Closed rufuspollock closed 1 year ago
This could be a source: http://www.geonames.org/countries/
This could be another source of it: http://unstats.un.org/unsd/methods/m49/m49regin.htm
Can I take this one?
@zelima that would be great. Can you detail what you propose to do here and @pdehaye and I can review.
@rgrp @pdehaye since none of the link provide CSV or other type of data, think I'll scratch data directly from HTML. From this source - http://www.geonames.org/countries/ Heading and first few lines of CSV file:
country, continent
Andora, Europe
United Arab Emirates, Asia
@zelima geonames almost always provides their data in bulk so I would be surprised if we need to scrape from HTML - e.g. is this the countryInfo.txt listed on http://download.geonames.org/export/dump/readme.txt
There are a couple of things to resolve here:
@pdehaye @lexman i'd welcome comments on point 1
The country-codes dataset already has a ot of usefull infos like currency or phone code, so I think users could expect to see the continent here.
How would you do ?
I tend for the first one, as it would be coherent with other codes.
@rgrp Do you mean something like this http://download.geonames.org/export/dump/countryInfo.txt ? Do you want me to work with txt file? I can not find any other link for download, That is in relation with countries and continents. If I'm heading in wrong direction, please help. Adding additional column for ISO2 digit is no problem.
@lexman is your question for me? Cause I don't really got it.
@lexman are there standard continent codes? The geonames dataset only has 2 digit codes e.g. "EU".
Overalll I agree with @lexman on approach.
UN M.49 is a standard for 3-digit area codes used by UN for statistical purposes. These codes refer a wide variety of geographical, political, or economic regions including continents and countries, and codes for countries correspond to ISO 3166-1 Alpha-3.
I'm almost done with scraping UN M.49 with Node.js. I don't know it could help, though.
Sorry @zelima, this was a rethorical question. My point was : it's better to add continent codes in a new column, but we need to create a new datapackage that explicits this codes.
By the way, I don't think NaturalEarth's codes are a standard and I don't know any.
@lexman OK that's no problem. @rgrp can you please answer my question, about download link?
@jgkim can you please open a new issue for UN M.49 - definitely good to get that in.
@zelima yes - let's use that txt file if we can.
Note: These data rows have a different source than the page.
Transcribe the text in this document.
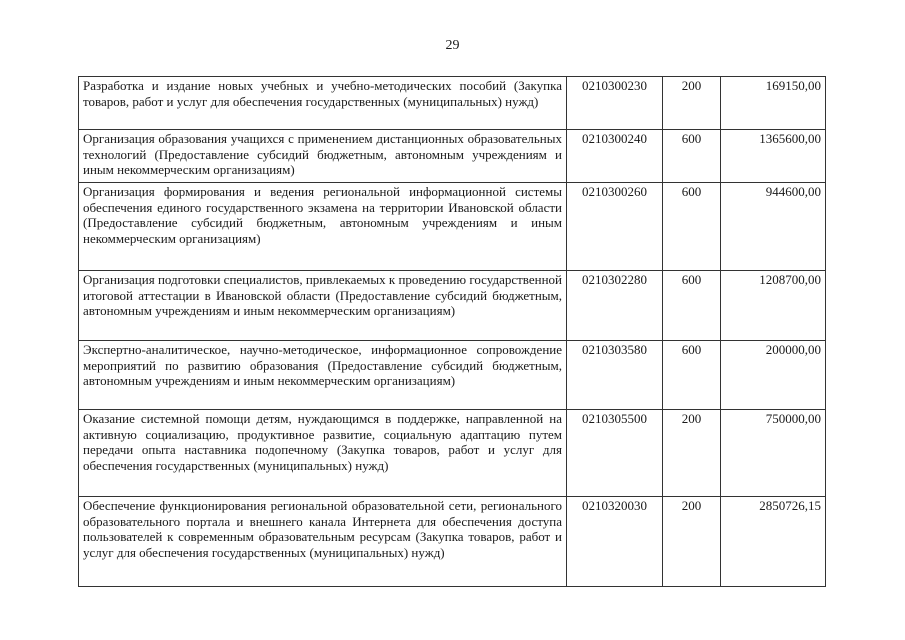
29
Разработка и издание новых учебных и учебно-методических пособий (Закупка товаров, работ и услуг для обеспечения государственных (муниципальных) нужд)	0210300230	200	169150,00
Организация образования учащихся с применением дистанционных образовательных технологий (Предоставление субсидий бюджетным, автономным учреждениям и иным некоммерческим организациям)	0210300240	600	1365600,00
Организация формирования и ведения региональной информационной системы обеспечения единого государственного экзамена на территории Ивановской области (Предоставление субсидий бюджетным, автономным учреждениям и иным некоммерческим организациям)	0210300260	600	944600,00
Организация подготовки специалистов, привлекаемых к проведению государственной итоговой аттестации в Ивановской области (Предоставление субсидий бюджетным, автономным учреждениям и иным некоммерческим организациям)	0210302280	600	1208700,00
Экспертно-аналитическое, научно-методическое, информационное сопровождение мероприятий по развитию образования (Предоставление субсидий бюджетным, автономным учреждениям и иным некоммерческим организациям)	0210303580	600	200000,00
Оказание системной помощи детям, нуждающимся в поддержке, направленной на активную социализацию, продуктивное развитие, социальную адаптацию путем передачи опыта наставника подопечному (Закупка товаров, работ и услуг для обеспечения государственных (муниципальных) нужд)	0210305500	200	750000,00
Обеспечение функционирования региональной образовательной сети, регионального образовательного портала и внешнего канала Интернета для обеспечения доступа пользователей к современным образовательным ресурсам (Закупка товаров, работ и услуг для обеспечения государственных (муниципальных) нужд)	0210320030	200	2850726,15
I've also opened an issue for a list of continents #174
@rgrp should we continue with this? If yes, there is an issue regarding text file. I'm not sure I can work with that. It is extremely unordered.
The only thing that gives me a hope is that every line may have first five 'column' fulfilled. in that case I could do something like
if line contains one of two letter symbol from continent-codes:
take first 'word' form line (ISO2) and fifths 'word' (Country name)
do other stuff
This will only work if every first and fifth word will be the needed value. Plus There should not be any other two letter entry matching to one of continent-codes, except one that should be. for example something like this: ANAGRAM there is 'NA' in word, which refers to one of continent-code, so it will mess the data up
I suspect we add this to country-codes - we probably just want to do this by hand. I suggest we open an issue on the country-codes repo.
@lexman any thoughts?
Hello @zelima,
I've faced the same issue with countryInfo.txt. I think in geoname's mind, everyline begining by a #
is a comment, then there is a tabulation-separated-values file with a header.
You can find my python code to parse the file here : https://github.com/lexman/world-cities/blob/master/scripts/tuttlefile#L67
@rgrp @zelima I like the idea of adding the continent code to the country-codes. We'll have a truly frictionless datapackage that would be easy to join with anything...
Or that :)
Yeh, # lines are easy to handle with... I was talking about the actual data. I didn't mean it's impossible, Just think it's hard to be sure that parsed data will be 100% correct, because of possible 'traps' in txt file.. So, final word up to you @rgrp? should I do or not?
@zelima i don't get the question right now. As I said we should open an issue on the country-codes repo recommending what we suggest and then open an appropriate request once we have a response from the maintainer.
We then close this issue in favour of that issue.
@zelima has @rgrp's suggestion been implemented?
@pdehaye I was little confused about what should I do, so I took a step back. @rgrp did you mean me under 'we', when you said
As I said we should open an issue on the country-codes repo recommending what we suggest
@zelima yes i meant "you" here ;-)
Should this issue be close? https://github.com/datasets/world-cities
I've opened an issue here:
FIXED. This was fixed in https://github.com/datasets/country-codes/issues/30
May want this to be part of an existing dataset e.g. http://data.okfn.org/data/core/country-list or http://data.okfn.org/data/core/country-codes.
Would prefer not to "pollute" the simplicity of the former with this info - its aim is to be ultra-simple so maybe the latter one. Or possibly, its own really simple dataset.